Il Piano Stralcio delle Fasce Fluviali è redatto ai sensi dell’art. 17, comma 6 della legge 19 maggio 1989 n. 183, quale Piano Stralcio del Piano di Bacino Regionale relativo ai settori funzionali individuati dall’art. 17, comma 3 della L. 18 maggio 1989, n. 183.
Il Piano Stralcio delle Fasce Fluviali ha valore di Piano territoriale di settore ed è lo strumento conoscitivo, normativo e tecnico-operativo, mediante il quale sono pianificate e programmate le azioni e le norme d’uso riguardanti le fasce fluviali.
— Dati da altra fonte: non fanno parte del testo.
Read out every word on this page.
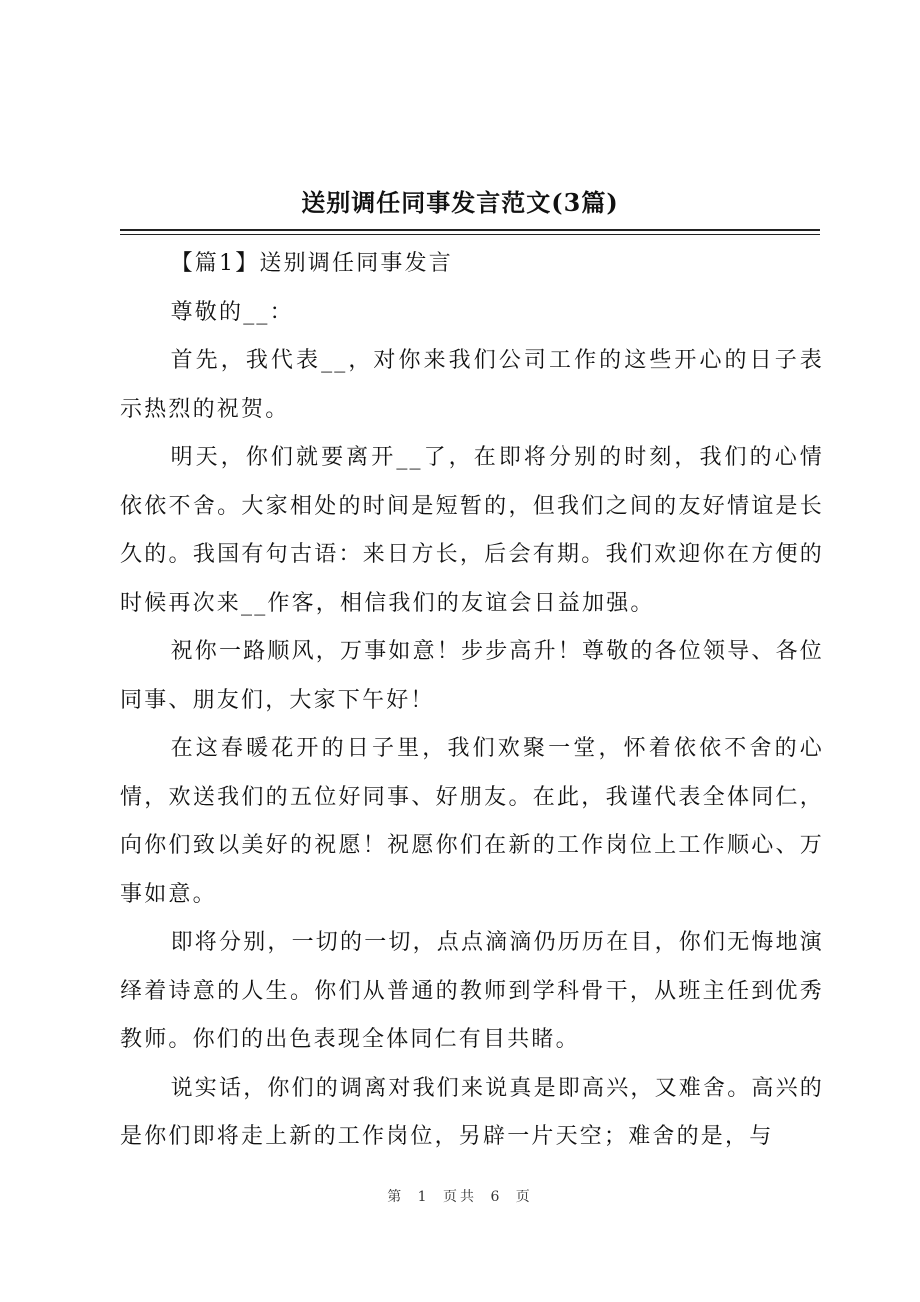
送别调任同事发言范文(3篇)

【篇1】送别调任同事发言

尊敬的__：

首先，我代表__，对你来我们公司工作的这些开心的日子表示热烈的祝贺。

明天，你们就要离开__了，在即将分别的时刻，我们的心情依依不舍。大家相处的时间是短暂的，但我们之间的友好情谊是长久的。我国有句古语：来日方长，后会有期。我们欢迎你在方便的时候再次来__作客，相信我们的友谊会日益加强。

祝你一路顺风，万事如意！步步高升！尊敬的各位领导、各位同事、朋友们，大家下午好！

在这春暖花开的日子里，我们欢聚一堂，怀着依依不舍的心情，欢送我们的五位好同事、好朋友。在此，我谨代表全体同仁，向你们致以美好的祝愿！祝愿你们在新的工作岗位上工作顺心、万事如意。

即将分别，一切的一切，点点滴滴仍历历在目，你们无悔地演绎着诗意的人生。你们从普通的教师到学科骨干，从班主任到优秀教师。你们的出色表现全体同仁有目共睹。

说实话，你们的调离对我们来说真是即高兴，又难舍。高兴的是你们即将走上新的工作岗位，另辟一片天空；难舍的是，与

第 1 页共 6 页
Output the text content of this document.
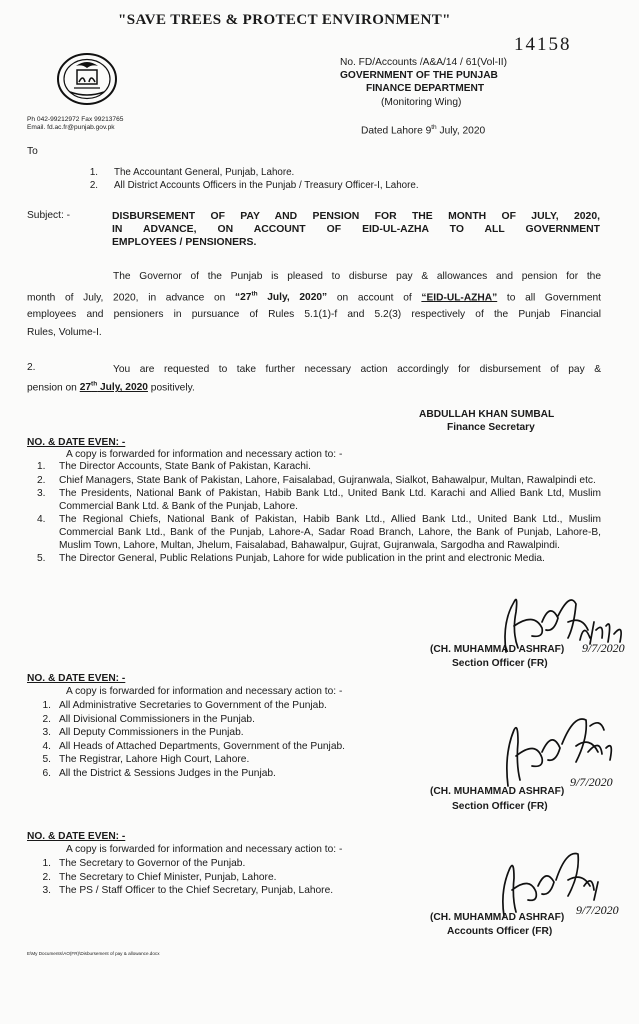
"SAVE TREES & PROTECT ENVIRONMENT"
14158
Ph 042-99212972 Fax 99213765
Email. fd.ac.fr@punjab.gov.pk
No. FD/Accounts /A&A/14 / 61(Vol-II)
GOVERNMENT OF THE PUNJAB
FINANCE DEPARTMENT
(Monitoring Wing)
Dated Lahore 9th July, 2020
To
1. The Accountant General, Punjab, Lahore.
2. All District Accounts Officers in the Punjab / Treasury Officer-I, Lahore.
Subject: -	DISBURSEMENT OF PAY AND PENSION FOR THE MONTH OF JULY, 2020,
IN ADVANCE, ON ACCOUNT OF EID-UL-AZHA TO ALL GOVERNMENT
EMPLOYEES / PENSIONERS.
The Governor of the Punjab is pleased to disburse pay & allowances and pension for the
month of July, 2020, in advance on “27th July, 2020” on account of “EID-UL-AZHA” to all Government
employees and pensioners in pursuance of Rules 5.1(1)-f and 5.2(3) respectively of the Punjab Financial
Rules, Volume-I.
2.	You are requested to take further necessary action accordingly for disbursement of pay &
pension on 27th July, 2020 positively.
ABDULLAH KHAN SUMBAL
Finance Secretary
NO. & DATE EVEN: -
A copy is forwarded for information and necessary action to: -
1.	The Director Accounts, State Bank of Pakistan, Karachi.
2.	Chief Managers, State Bank of Pakistan, Lahore, Faisalabad, Gujranwala, Sialkot, Bahawalpur, Multan, Rawalpindi etc.
3.	The Presidents, National Bank of Pakistan, Habib Bank Ltd., United Bank Ltd. Karachi and Allied Bank Ltd, Muslim Commercial Bank Ltd. & Bank of the Punjab, Lahore.
4.	The Regional Chiefs, National Bank of Pakistan, Habib Bank Ltd., Allied Bank Ltd., United Bank Ltd., Muslim Commercial Bank Ltd., Bank of the Punjab, Lahore-A, Sadar Road Branch, Lahore, the Bank of Punjab, Lahore-B, Muslim Town, Lahore, Multan, Jhelum, Faisalabad, Bahawalpur, Gujrat, Gujranwala, Sargodha and Rawalpindi.
5.	The Director General, Public Relations Punjab, Lahore for wide publication in the print and electronic Media.
(CH. MUHAMMAD ASHRAF)
Section Officer (FR)
9/7/2020
NO. & DATE EVEN: -
A copy is forwarded for information and necessary action to: -
1. All Administrative Secretaries to Government of the Punjab.
2. All Divisional Commissioners in the Punjab.
3. All Deputy Commissioners in the Punjab.
4. All Heads of Attached Departments, Government of the Punjab.
5. The Registrar, Lahore High Court, Lahore.
6. All the District & Sessions Judges in the Punjab.
9/7/2020
(CH. MUHAMMAD ASHRAF)
Section Officer (FR)
NO. & DATE EVEN: -
A copy is forwarded for information and necessary action to: -
1. The Secretary to Governor of the Punjab.
2. The Secretary to Chief Minister, Punjab, Lahore.
3. The PS / Staff Officer to the Chief Secretary, Punjab, Lahore.
9/7/2020
(CH. MUHAMMAD ASHRAF)
Accounts Officer (FR)
E\My Documents\AO(FR)\Disbursement of pay & allowance.docx
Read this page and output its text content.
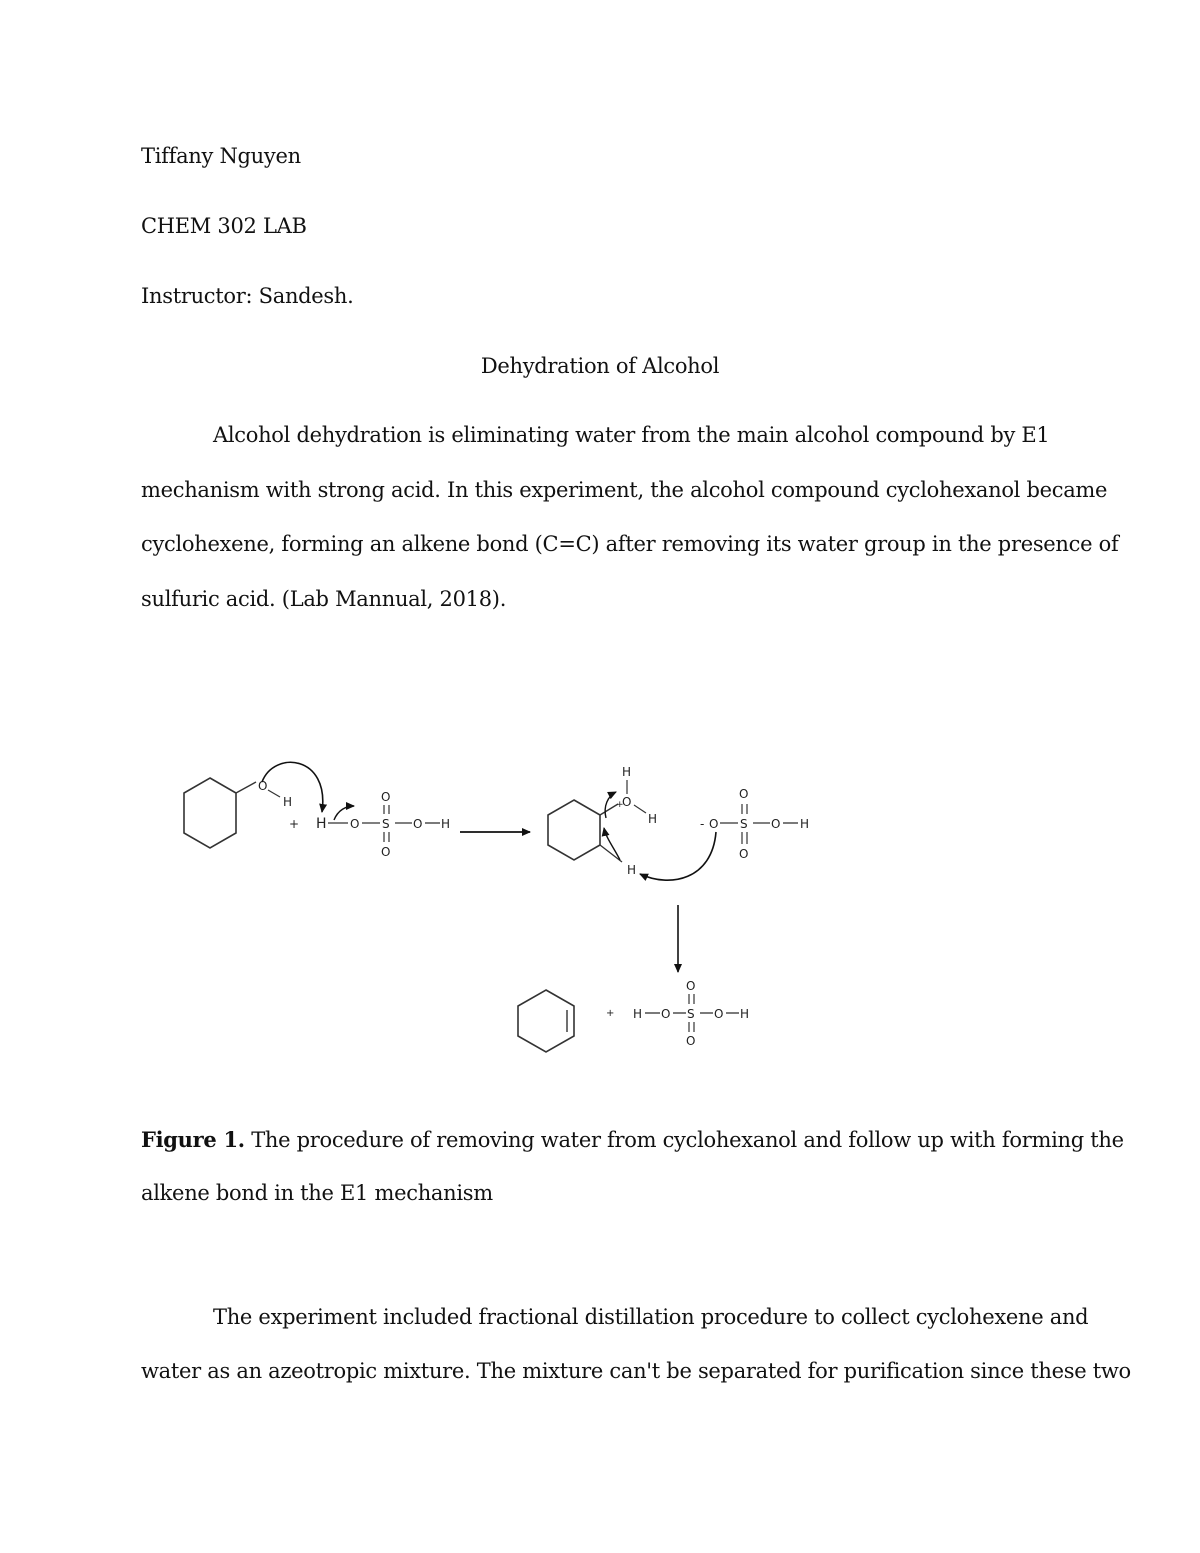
Tiffany Nguyen
CHEM 302 LAB
Instructor: Sandesh.
Dehydration of Alcohol
Alcohol dehydration is eliminating water from the main alcohol compound by E1
mechanism with strong acid. In this experiment, the alcohol compound cyclohexanol became
cyclohexene, forming an alkene bond (C=C) after removing its water group in the presence of
sulfuric acid. (Lab Mannual, 2018).
O
H
+ H O S
O
O
O H
+
O
H
H
H
- O S
O
O
O H
+ H O S
O
O
O H
Figure 1. The procedure of removing water from cyclohexanol and follow up with forming the
alkene bond in the E1 mechanism
The experiment included fractional distillation procedure to collect cyclohexene and
water as an azeotropic mixture. The mixture can't be separated for purification since these two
Il Piano Stralcio delle Fasce Fluviali costituisce un approfondimento ed una integrazione necessaria al Piano di Assetto Idrogeologico (P.A.I.) in quanto è lo strumento per la delimitazione delle regioni fluviali funzionale a consentire, attraverso la programmazione di azioni (opere, vincoli, direttive), il conseguimento di un assetto fisico del corso d’acqua compatibile con la sicurezza idraulica, l’uso della risorsa idrica, l’uso del suolo (ai fini insediativi, agricoli ed industriali) e la salvaguardia delle componenti naturali ed ambientali.
Il Servizio del Suolo dell’Assessorato dei LL.PP. ha redatto le Linee Guida per la redazione del Progetto di Piano Stralcio delle Fasce Fluviali approvate con Delibera di Giunta Regionale n. 48/11 del 30/12/2003.
Con Delibera n° 1 del 31.03.2011, il Comitato Istituzionale dell’Autorità di Bacino della Regione Sardegna ha adottato in via preliminare, ai sensi degli artt. 8 c.3 e 9 c.2 della L.R. n. 19 del 6.12.2006, il Progetto di Piano Stralcio delle Fasce Fluviali (P.S.F.F.), costituito dagli elaborati elencati nell’allegato A alla delibera di adozione medesima.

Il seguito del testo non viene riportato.